EghtesadOnline: Lawmakers on Tuesday passed a number of measures related to the banking system and the National Development Fund of Iran while reviewing articles of the fiscal 2018-19 budget.
According to ICANA, the official news portal of the parliament, the first measure pertained to the process of NDFI making deposits with agent banks to be allocated in the form of loans as seen fit by the lenders.
A measure asserting that NDFI "is allowed to deposit 150 trillion rials ($3.06 billion) of its rial resources with agent banks at zero interest rate after gaining the approval of its board of trustees to be allocated as loans" was passed with 169 votes in favor from a total of 232 MPs.

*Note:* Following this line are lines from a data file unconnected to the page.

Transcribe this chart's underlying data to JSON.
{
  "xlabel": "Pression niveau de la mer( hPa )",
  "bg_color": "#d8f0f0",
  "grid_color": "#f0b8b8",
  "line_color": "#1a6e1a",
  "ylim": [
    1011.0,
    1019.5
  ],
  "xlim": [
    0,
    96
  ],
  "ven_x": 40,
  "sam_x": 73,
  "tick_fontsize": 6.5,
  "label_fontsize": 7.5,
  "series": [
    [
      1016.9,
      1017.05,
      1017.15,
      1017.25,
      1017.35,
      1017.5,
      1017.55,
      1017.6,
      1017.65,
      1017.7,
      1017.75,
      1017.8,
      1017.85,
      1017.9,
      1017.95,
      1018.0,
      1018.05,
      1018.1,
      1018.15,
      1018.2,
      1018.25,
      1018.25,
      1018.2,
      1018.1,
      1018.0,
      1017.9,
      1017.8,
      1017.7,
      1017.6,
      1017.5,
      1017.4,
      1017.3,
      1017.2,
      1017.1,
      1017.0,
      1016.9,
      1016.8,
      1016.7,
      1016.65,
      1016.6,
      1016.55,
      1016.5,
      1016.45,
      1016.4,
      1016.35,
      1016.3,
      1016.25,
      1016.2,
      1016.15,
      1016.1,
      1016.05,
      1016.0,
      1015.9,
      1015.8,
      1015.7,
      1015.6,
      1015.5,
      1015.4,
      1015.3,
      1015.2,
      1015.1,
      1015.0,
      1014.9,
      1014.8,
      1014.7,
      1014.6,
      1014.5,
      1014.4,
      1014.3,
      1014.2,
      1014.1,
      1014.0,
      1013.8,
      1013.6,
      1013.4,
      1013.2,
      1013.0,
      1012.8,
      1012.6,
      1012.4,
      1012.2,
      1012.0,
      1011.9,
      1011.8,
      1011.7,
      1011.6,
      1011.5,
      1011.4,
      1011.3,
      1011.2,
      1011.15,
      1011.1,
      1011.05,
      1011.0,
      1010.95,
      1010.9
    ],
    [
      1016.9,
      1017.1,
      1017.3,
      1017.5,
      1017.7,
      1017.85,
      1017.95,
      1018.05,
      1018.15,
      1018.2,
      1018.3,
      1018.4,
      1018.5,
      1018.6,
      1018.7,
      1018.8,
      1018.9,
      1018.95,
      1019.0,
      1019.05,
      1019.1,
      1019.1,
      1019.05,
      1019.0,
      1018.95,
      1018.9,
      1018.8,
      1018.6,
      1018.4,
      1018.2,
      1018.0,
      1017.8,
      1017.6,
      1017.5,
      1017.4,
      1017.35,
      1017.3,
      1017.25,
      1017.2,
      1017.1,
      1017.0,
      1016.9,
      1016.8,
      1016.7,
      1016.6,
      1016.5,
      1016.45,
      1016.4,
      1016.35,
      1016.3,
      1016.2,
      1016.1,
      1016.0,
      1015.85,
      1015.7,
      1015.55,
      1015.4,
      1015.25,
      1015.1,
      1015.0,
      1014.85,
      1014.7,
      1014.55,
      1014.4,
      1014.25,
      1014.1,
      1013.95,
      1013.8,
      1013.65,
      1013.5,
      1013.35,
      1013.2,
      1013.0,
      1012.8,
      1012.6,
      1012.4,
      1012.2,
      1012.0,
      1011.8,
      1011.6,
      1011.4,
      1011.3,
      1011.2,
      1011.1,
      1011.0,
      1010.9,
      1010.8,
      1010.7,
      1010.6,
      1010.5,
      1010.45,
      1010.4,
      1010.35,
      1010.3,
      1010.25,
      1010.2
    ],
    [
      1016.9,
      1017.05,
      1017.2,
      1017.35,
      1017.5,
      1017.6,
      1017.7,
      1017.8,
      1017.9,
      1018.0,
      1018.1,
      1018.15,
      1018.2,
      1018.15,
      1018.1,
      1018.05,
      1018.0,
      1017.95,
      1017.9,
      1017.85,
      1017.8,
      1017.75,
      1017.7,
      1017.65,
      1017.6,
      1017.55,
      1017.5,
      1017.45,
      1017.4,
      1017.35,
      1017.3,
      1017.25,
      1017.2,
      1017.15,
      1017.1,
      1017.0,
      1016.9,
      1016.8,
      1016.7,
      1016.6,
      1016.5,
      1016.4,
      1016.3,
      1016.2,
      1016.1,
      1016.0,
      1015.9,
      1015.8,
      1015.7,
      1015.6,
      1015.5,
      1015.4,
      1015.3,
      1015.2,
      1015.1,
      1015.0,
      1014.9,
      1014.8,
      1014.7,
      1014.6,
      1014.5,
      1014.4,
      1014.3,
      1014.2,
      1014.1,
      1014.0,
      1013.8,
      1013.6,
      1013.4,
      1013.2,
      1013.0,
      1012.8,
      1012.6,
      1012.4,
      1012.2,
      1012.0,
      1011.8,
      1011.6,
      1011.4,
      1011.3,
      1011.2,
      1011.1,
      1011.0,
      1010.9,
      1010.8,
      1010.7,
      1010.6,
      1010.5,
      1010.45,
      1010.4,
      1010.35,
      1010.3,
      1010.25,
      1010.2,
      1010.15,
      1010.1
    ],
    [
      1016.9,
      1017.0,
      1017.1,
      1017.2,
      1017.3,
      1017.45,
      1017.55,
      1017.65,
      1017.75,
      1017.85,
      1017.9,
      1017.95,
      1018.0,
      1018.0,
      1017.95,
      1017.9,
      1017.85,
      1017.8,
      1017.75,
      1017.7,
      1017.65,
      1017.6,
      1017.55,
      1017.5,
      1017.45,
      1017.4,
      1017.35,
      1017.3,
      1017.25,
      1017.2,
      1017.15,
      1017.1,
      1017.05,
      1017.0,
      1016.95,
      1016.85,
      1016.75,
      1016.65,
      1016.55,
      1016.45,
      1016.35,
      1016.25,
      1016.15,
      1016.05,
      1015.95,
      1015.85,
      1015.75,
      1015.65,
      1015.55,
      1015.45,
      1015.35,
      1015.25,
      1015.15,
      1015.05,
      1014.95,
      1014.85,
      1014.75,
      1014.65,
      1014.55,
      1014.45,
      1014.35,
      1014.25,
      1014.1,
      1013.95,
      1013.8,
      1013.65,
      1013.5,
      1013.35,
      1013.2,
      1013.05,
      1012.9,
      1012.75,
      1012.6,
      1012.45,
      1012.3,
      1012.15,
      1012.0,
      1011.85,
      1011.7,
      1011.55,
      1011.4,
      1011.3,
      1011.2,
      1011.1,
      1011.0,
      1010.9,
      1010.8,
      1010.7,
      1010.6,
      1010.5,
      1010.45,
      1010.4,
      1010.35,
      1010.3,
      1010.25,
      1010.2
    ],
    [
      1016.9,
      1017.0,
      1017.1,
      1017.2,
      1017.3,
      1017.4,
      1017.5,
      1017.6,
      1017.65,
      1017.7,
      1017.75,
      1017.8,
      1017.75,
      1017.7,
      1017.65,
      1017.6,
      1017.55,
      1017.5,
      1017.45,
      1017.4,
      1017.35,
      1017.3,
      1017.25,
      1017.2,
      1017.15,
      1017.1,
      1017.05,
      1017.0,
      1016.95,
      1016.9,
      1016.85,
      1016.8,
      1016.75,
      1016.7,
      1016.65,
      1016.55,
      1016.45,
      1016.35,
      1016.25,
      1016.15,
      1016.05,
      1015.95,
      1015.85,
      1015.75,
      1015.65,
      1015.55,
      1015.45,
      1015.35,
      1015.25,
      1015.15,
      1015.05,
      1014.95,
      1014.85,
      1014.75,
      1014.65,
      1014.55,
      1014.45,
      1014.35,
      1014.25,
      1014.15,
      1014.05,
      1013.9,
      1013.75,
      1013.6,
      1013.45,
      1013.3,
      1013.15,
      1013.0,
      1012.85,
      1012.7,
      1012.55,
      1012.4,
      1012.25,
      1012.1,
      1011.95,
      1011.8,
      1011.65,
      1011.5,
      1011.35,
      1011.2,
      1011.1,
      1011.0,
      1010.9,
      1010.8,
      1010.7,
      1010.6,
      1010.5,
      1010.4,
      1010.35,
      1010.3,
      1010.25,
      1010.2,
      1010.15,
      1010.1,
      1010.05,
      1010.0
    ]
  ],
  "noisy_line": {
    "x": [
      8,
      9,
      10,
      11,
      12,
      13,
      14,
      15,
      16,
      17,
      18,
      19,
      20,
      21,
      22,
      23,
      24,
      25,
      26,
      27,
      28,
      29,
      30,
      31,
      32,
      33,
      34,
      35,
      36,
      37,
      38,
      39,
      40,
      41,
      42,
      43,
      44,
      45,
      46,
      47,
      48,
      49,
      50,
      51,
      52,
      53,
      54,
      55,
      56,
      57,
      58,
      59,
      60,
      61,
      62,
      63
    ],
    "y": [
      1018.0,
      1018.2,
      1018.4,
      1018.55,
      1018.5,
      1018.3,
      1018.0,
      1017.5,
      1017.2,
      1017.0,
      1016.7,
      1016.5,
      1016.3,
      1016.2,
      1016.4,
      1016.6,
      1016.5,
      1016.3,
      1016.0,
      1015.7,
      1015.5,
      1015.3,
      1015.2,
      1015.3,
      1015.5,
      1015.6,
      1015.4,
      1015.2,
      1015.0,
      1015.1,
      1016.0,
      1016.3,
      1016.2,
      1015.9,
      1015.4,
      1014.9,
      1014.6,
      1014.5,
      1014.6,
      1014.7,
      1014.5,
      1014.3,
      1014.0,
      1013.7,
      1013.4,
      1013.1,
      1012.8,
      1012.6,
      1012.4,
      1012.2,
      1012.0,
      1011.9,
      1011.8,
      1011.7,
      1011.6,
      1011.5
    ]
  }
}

Mohammad Reza Pour-Ebrahimi, the head of Majlis Economic Commission, proposed that new details be added to a previously approved measure that allowed banks to continue for another year their Central Bank of Iran-run scheme aimed at reducing the volume of non-performing loans by forgiving any fine and penalty on loans when the receiver returns the original amount, according to Financial Tribune.
Ratified by 136 MPs on Tuesday, only a total of 50 trillion rials ($1.02 billion) worth of loan penalties can be forgiven for every 100 trillion rials ($2.04 billion) of loans.
Three banks are to receive capital buffers as part of the measure approved by lawmakers. Bank Maskan, the agent bank of the housing sector, is to have its capital boosted to 100 trillion rials while the government will be allowed to allocated a respective 20 trillion rials ($408.16 million) and 30 trillion rials ($612.24 million) from the resources of the Central Bank of Iran to increase the capital of the Export Development Bank of Iran and Bank Melli Iran, the nation's largest bank.
Another measure aimed at encouraging manufacturers and clearing what is owed to banks and credit institutions was passed by 186 approving lawmakers.
It decrees that in the next fiscal year to March 2019, if clients of banks from the manufacturing sector clear their liabilities that have come to maturity by the end of the current fiscal year (ending March 20) by the end of the first half of the next fiscal year to Sept. 22, 2018, banks and credit institutions are obligated to receive the original amount and interest on their loans based on the original contract and forego any penalties.